Actions non violentes ne signifie point absence de violence.

La preuve en Mauritanie c'est que ceux qui on subi massivement la violence physique ne l'ont jamais exercée.

C'est une preuve de courage que d'exercer l'action dans la non violence en acceptant de subir la violence en contre partie.

Le seul coupable de violences en Mauritanie est ce système qui depuis 30 ans n'a su répondre à la sagesse et la non violence des mauritaniens que par LA VIOLENCE. C'est un fait.
Cette culture équivoque de faire tout de suite appel à la sainte religion complètement oubliée quand on commet les forfaits est justement le piège dans lequel les tenants du système nous ont plongé.

1989 c'était en plein Ramadhan. Une année et quelque après les pendaisons suivirent. Le comble dans un pays musulman. Ni les chapelets, ni les rkghats n’ont évité ces drames même pas la sagesse religieuse.
Men Ma ya Chehad, Man ma ya salli, mbeîna al hratines wal abeïd : Eywa yaa al agh mougib houma abiid ?
Qui est le coupable de cette situation ? L'aïeul mécréant vaincu lors d’une « jihad », ou est ce l'aïeul du maître, du descendant du maître, du maître sous la bienveillance desquels ont grandi la descendance de l'aïeul mécréant ?
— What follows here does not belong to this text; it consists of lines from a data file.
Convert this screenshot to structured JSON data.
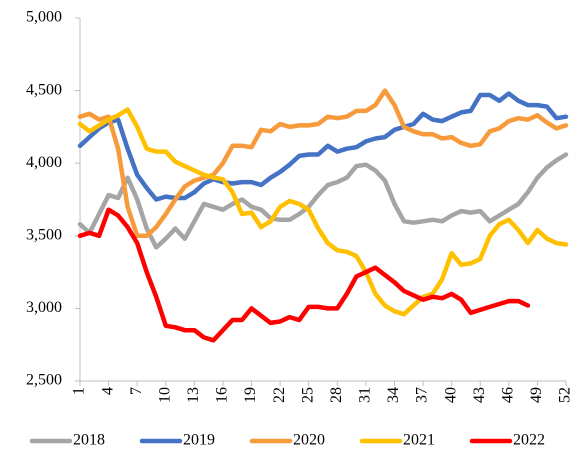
{
  "chart_data": {
    "type": "line",
    "x": [
      1,
      2,
      3,
      4,
      5,
      6,
      7,
      8,
      9,
      10,
      11,
      12,
      13,
      14,
      15,
      16,
      17,
      18,
      19,
      20,
      21,
      22,
      23,
      24,
      25,
      26,
      27,
      28,
      29,
      30,
      31,
      32,
      33,
      34,
      35,
      36,
      37,
      38,
      39,
      40,
      41,
      42,
      43,
      44,
      45,
      46,
      47,
      48,
      49,
      50,
      51,
      52
    ],
    "xlim": [
      1,
      52
    ],
    "xticks": [
      1,
      4,
      7,
      10,
      13,
      16,
      19,
      22,
      25,
      28,
      31,
      34,
      37,
      40,
      43,
      46,
      49,
      52
    ],
    "ylim": [
      2500,
      5000
    ],
    "yticks": [
      {
        "value": 2500,
        "label": "2,500"
      },
      {
        "value": 3000,
        "label": "3,000"
      },
      {
        "value": 3500,
        "label": "3,500"
      },
      {
        "value": 4000,
        "label": "4,000"
      },
      {
        "value": 4500,
        "label": "4,500"
      },
      {
        "value": 5000,
        "label": "5,000"
      }
    ],
    "grid": false,
    "legend": "bottom",
    "series": [
      {
        "name": "2018",
        "color": "#a5a5a5",
        "values": [
          3580,
          3520,
          3650,
          3780,
          3760,
          3900,
          3750,
          3550,
          3420,
          3480,
          3550,
          3480,
          3600,
          3720,
          3700,
          3680,
          3720,
          3750,
          3700,
          3680,
          3620,
          3610,
          3610,
          3650,
          3700,
          3780,
          3850,
          3870,
          3900,
          3980,
          3990,
          3950,
          3880,
          3720,
          3600,
          3590,
          3600,
          3610,
          3600,
          3640,
          3670,
          3660,
          3670,
          3600,
          3640,
          3680,
          3720,
          3800,
          3900,
          3970,
          4020,
          4060
        ]
      },
      {
        "name": "2019",
        "color": "#4472c4",
        "values": [
          4120,
          4180,
          4240,
          4280,
          4300,
          4100,
          3920,
          3830,
          3750,
          3770,
          3760,
          3760,
          3800,
          3860,
          3890,
          3870,
          3860,
          3870,
          3870,
          3850,
          3900,
          3940,
          3990,
          4050,
          4060,
          4060,
          4120,
          4080,
          4100,
          4110,
          4150,
          4170,
          4180,
          4230,
          4250,
          4270,
          4340,
          4300,
          4290,
          4320,
          4350,
          4360,
          4470,
          4470,
          4430,
          4480,
          4430,
          4400,
          4400,
          4390,
          4310,
          4320
        ]
      },
      {
        "name": "2020",
        "color": "#f79a3a",
        "values": [
          4320,
          4340,
          4300,
          4320,
          4100,
          3700,
          3500,
          3500,
          3560,
          3650,
          3750,
          3840,
          3880,
          3900,
          3920,
          4000,
          4120,
          4120,
          4110,
          4230,
          4220,
          4270,
          4250,
          4260,
          4260,
          4270,
          4320,
          4310,
          4320,
          4360,
          4360,
          4400,
          4500,
          4400,
          4250,
          4220,
          4200,
          4200,
          4170,
          4180,
          4140,
          4120,
          4130,
          4220,
          4240,
          4290,
          4310,
          4300,
          4330,
          4280,
          4240,
          4260
        ]
      },
      {
        "name": "2021",
        "color": "#ffc000",
        "values": [
          4270,
          4220,
          4260,
          4300,
          4330,
          4370,
          4250,
          4100,
          4080,
          4080,
          4010,
          3980,
          3950,
          3920,
          3900,
          3890,
          3800,
          3650,
          3660,
          3560,
          3600,
          3700,
          3740,
          3720,
          3680,
          3550,
          3450,
          3400,
          3390,
          3360,
          3250,
          3100,
          3020,
          2980,
          2960,
          3020,
          3080,
          3100,
          3200,
          3380,
          3300,
          3310,
          3340,
          3500,
          3580,
          3610,
          3540,
          3450,
          3540,
          3480,
          3450,
          3440
        ]
      },
      {
        "name": "2022",
        "color": "#ff0000",
        "values": [
          3500,
          3520,
          3500,
          3680,
          3640,
          3560,
          3450,
          3250,
          3080,
          2880,
          2870,
          2850,
          2850,
          2800,
          2780,
          2850,
          2920,
          2920,
          3000,
          2950,
          2900,
          2910,
          2940,
          2920,
          3010,
          3010,
          3000,
          3000,
          3100,
          3220,
          3250,
          3280,
          3230,
          3180,
          3120,
          3090,
          3060,
          3080,
          3070,
          3100,
          3060,
          2970,
          2990,
          3010,
          3030,
          3050,
          3050,
          3020,
          null,
          null,
          null,
          null
        ]
      }
    ]
  }
}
Le descendant du « mécréant » prie aujourd’hui, invoque Alah, jure avec conviction de son unicité, trime, construit le patrimoine d’autrui et reste dans la précarité et l’ignorance absolu sous la bienveillance de maîtres instruits, nantis et musulmans. ALAHOU YAGHLAM.
Je fais allusion à la « jihad » pour être cohérent quand on parle de religion. Le gros des esclaves ou descendant et Dieu nous est témoin ne sont pas du fait de la « jihad ».
Il faut être au comble de l'hypocrisie pour le faire croire.
STOP A CETTE HYPOCRISIE. On n’appelle pas à la violence. On appelle à sortir de l'inertie et d'agir. Sit-in, Manifestation de masse, Interpellation d'un injuste, Désobéissance civile etc... Ce sont des actions.

Le premier acte non violent de Ghandi ne fut t'il pas de brûler son passe ?

Le premier acte non violent de Rosa Park ne fut t'il pas de refuser de céder sa place quand la loi la lui indiquait ?
Agir c'est sortir de cette MASLAHA qui tue en invoquant Dieu, qui se tait quand on tue, qui se constitue en bloc derrière une idéologie qui tue, qui refuse de signer une pétition qui dénonce l'impunité face à des crimes avérés.
Agir c’est se lever en masse et dénoncer, réclamer justice et vérité, refuser le fait établi de la fin de non recevoir.

Deyloule, seules ces actions feront que la violence réciproque et qui mènerait à l’éclatement soit évitée.

Deyloule, l'action n'est pas forcément violente. Biram l'a démontré, la réponse a été la violence.

Deyloule, l'action n'est pas forcément violente. Touche Pas A Ma Nationalité l'a démontré, la réponse a été la violence.
D’autres avant eux en ce pays ont agit non violemment et la seule réponse a été la VIOLENCE.


NOTRE SYSTÈME EST PIRE QUE L'APARTHEID, PIRE QUE LA SÉGRÉGATION RACIALE AUX ÉTATS-UNIS, LESQUELS ÉTAIENT INSTITUTIONALISES. ILS AVAIENT LE "MÉRITE" D’ÊTRE CLAIR ET SANS ÉQUIVOQUE ET DONC PLUS FACILE A CONDAMNER ET A COMBATTRE.

LE NOTRE NE l’EST PAS MAIS S’EXERCE DE FACTO. IL EST HYPOCRITE. ET C’EST DE CETTE HYPOCRISIE DONT IL FAUT SORTIR. NOUS N’EN SORTIRONS QUE PAR L’ACTION.